CRF(症例報告書)に不整合なデータ(記入漏れ、誤字、番号違い、プロトコールに定められていない項目の入力など)がある場合、 品質管理の部署から確認の問い合わせがあります。

その場合は、電子カルテを見直したり、治験担当医師などに確認をするなどして、CRF(症例報告書)の修正を行う必要があります。

現役CRAのコメント8
CRA(臨床開発モニター)の業務には出張が多いです。月の3分の1ほど、担当する施設を訪問することもあります。北は北海道から南は九州・沖縄まで、新幹線や飛行機を使用して全国を飛び回ります。
現役CRAのコメント13
CRA(臨床開発モニター)にとってタイムマネジメントの能力は不可欠です。

スケジュールの管理がしっかりとできていないと、遠方へ出張したにもかかわらず治験責任医師などに会えなかったなどの困ったことが起こり得ます。その場合は、モニタリング報告書にその理由や対応策を記載する必要があります。

04有害事象対応

プロジェクトの期間はおよそ2年です。お疲れ様でした。

有害事象への対応を行います。

有害事象の対応

有害事象の対応

悩む人

有害事象とは、治験中に発生した好ましくない出来事のことです。 有害事象が発生した場合は、医師に重篤度の判断を依頼します。

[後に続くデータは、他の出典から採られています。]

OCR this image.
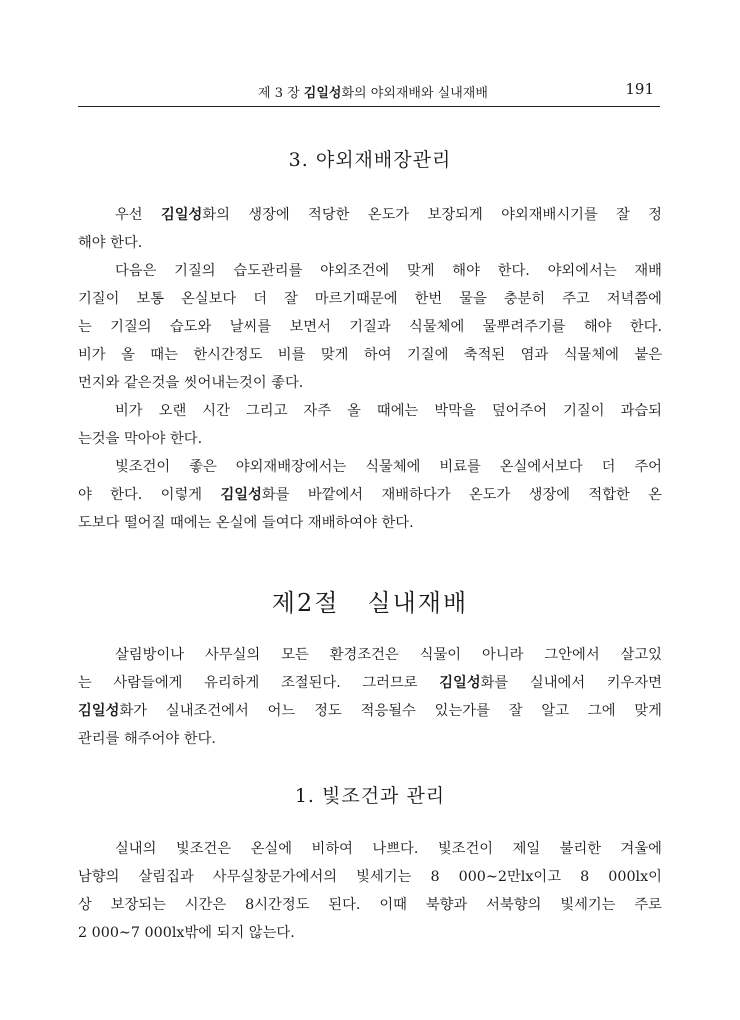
제 3 장 김일성화의 야외재배와 실내재배	191
3. 야외재배장관리
우선 김일성화의 생장에 적당한 온도가 보장되게 야외재배시기를 잘 정
해야 한다.
다음은 기질의 습도관리를 야외조건에 맞게 해야 한다. 야외에서는 재배
기질이 보통 온실보다 더 잘 마르기때문에 한번 물을 충분히 주고 저녁쯤에
는 기질의 습도와 날씨를 보면서 기질과 식물체에 물뿌려주기를 해야 한다.
비가 올 때는 한시간정도 비를 맞게 하여 기질에 축적된 염과 식물체에 붙은
먼지와 같은것을 씻어내는것이 좋다.
비가 오랜 시간 그리고 자주 올 때에는 박막을 덮어주어 기질이 과습되
는것을 막아야 한다.
빛조건이 좋은 야외재배장에서는 식물체에 비료를 온실에서보다 더 주어
야 한다. 이렇게 김일성화를 바깥에서 재배하다가 온도가 생장에 적합한 온
도보다 떨어질 때에는 온실에 들여다 재배하여야 한다.
제2절 실내재배
살림방이나 사무실의 모든 환경조건은 식물이 아니라 그안에서 살고있
는 사람들에게 유리하게 조절된다. 그러므로 김일성화를 실내에서 키우자면
김일성화가 실내조건에서 어느 정도 적응될수 있는가를 잘 알고 그에 맞게
관리를 해주어야 한다.
1. 빛조건과 관리
실내의 빛조건은 온실에 비하여 나쁘다. 빛조건이 제일 불리한 겨울에
남향의 살림집과 사무실창문가에서의 빛세기는 8 000∼2만lx이고 8 000lx이
상 보장되는 시간은 8시간정도 된다. 이때 북향과 서북향의 빛세기는 주로
2 000∼7 000lx밖에 되지 않는다.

重篤な有害事象が発生した場合は、IRB(治験審査委員会)に報告し、治験薬との因果関係を特定します。有害事象の発生状況や重篤度、因果関係の評価結果などの安全性に関する情報は、他の治験参加医療機関や治験責任医師と共有します。

CHECK重篤な有害事象

  • 死亡に至るもの
  • 生命を脅かすもの
  • 治療のための入院あるいは入院・加療期間の延長が必要なもの
  • 永続的あるいは重大な障害・機能不全を引き起こすもの
  • 先天異常を引き起こすもの

有害事象の対応

現役CRAのコメント18
国際共同治験では、日本だけでなくグローバルの安全性部門からも問い合わせがあります。時差もあるため、臨床開発のスケジュールが厳しくなる傾向があります。